Se a mãe valorizasse mais o R$ 1,00 do que o arroz, ela não faria a troca. Se o
vendedor valorizasse mais o arroz do que o R$ 1,00, ele não faria a troca. Os
valores do arroz e do R$ 1,00 (excluindo qualquer outra consideração) são
determinados por duas opiniões subjetivas.
A
quantidade de trabalho empregada (custo) na obtenção do R$ 1,00 ou na aquisição
do arroz não tem nenhuma relação com
o valor do R$ 1,00 ou do arroz.
Repetindo:
o valor de qualquer bem ou serviço é determinado pelo que será dado por ele em
uma troca voluntária, e nunca forçada ou
involuntária.[2]
Quando o R$ 1,00 é trocado pelo arroz, o vendedor conclui a transação dizendo
"Obrigado", já que em sua opinião ele teve um ganho. Esse é o mesmo motivo pelo
qual a mãe diz "Obrigada", já que ela também obteve um ganho, na sua própria
opinião. Não seria nada impróprio descrever isso como o "estilo grato da vida
econômica".
Esse
conceito de valor, é bom lembrar, tem sido praticado pelo homem comum milênios
antes de os teóricos econômicos o identificarem como o meio mais eficaz de se
avançar mutuamente no bem-estar econômico.
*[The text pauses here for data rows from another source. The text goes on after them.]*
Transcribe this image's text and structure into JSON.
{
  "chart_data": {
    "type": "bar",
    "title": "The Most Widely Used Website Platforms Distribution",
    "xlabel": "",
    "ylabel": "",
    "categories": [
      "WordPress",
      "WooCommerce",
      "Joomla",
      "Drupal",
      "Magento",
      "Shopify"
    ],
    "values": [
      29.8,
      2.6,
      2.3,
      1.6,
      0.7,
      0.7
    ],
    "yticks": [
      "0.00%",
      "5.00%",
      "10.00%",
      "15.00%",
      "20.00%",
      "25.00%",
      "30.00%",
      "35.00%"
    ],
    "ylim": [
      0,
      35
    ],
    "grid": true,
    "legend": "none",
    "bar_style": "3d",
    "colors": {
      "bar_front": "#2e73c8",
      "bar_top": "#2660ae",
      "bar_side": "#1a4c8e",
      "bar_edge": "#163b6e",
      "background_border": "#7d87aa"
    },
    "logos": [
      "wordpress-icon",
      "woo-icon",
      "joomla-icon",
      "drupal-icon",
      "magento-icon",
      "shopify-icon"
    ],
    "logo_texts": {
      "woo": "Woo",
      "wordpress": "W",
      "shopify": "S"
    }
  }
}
E, justamente por isso, a criança pode ser
ensinada a praticá-lo antes mesmo de ela ter condições de entender o básico da
teoria.
Ao
trocar brinquedos ou bolinhas de gude ou figurinhas ou o que quer seja entre
si, crianças podem perfeitamente jogar o "jogo do obrigado". Elas podem ser ensinadas a expressar o mesmo "obrigado"
que esperam receber de seus amigos. Se isso
não ocorrer é porque houve algo de errado com a troca. Por outro lado, quando ao final da transação dizem
"obrigado", é porque todos saíram ganhando.
Obtenha
essa atitude de um menino ou de uma menina e você terá plantado a semente do
pensamento econômico sólido.
Não faça a um amigo o
que você não gostaria que ele fizesse a você.
A
filosofia moral é o estudo e a investigação sobre o certo e o errado. Já a ciência
econômica é um ramo dessa disciplina: o estudo do certo e do errado em assuntos
econômicos.
Sendo
assim, o livre mercado é simplesmente a aplicação da filosofia moral à ciência
econômica — a economia de livre mercado, portanto, depende da prática da Regra de Ouro
(a ética da reciprocidade).
É
duvidoso que a Regra de Ouro possa ser descrita e ensinada de modo a ser
completamente apreendida antes da adolescência. Sua apreensão requer uma
natureza moral, faculdade raramente adquirida antes da juventude — e, em
alguns casos, nunca.
Mas
o esforço para se ensinar a Regra de Ouro a meninas e meninos irá resultar, no
mínimo, em uma melhor observação dessa regra por parte dos pais. Crianças —
altamente impressionáveis — são guiadas muito mais pela conduta dos pais do
que por suas reprimendas; elas são guiadas muito mais pela observação de
exemplos do que pelo mero ensino verbal.
Assim,
a tentativa de se ensinar esse princípio fundamental de moralidade e justiça, resultando em um comportamento altamente
exemplar, pode levar a criança primeiro à imitação, e depois à observância
e à prática rotineiras.
Ambos os genitores são os
responsáveis pelas gerações vindouras, e são também eles os responsáveis por
escolher os tipos de pessoas que ajudarão a educar e a ensinar seus filhos.
[1]
Extraído de Compensation de Ralph Waldo
Emerson
[2]
Impostos, subsídios, tarifas de importação são exemplos de trocas forçadas.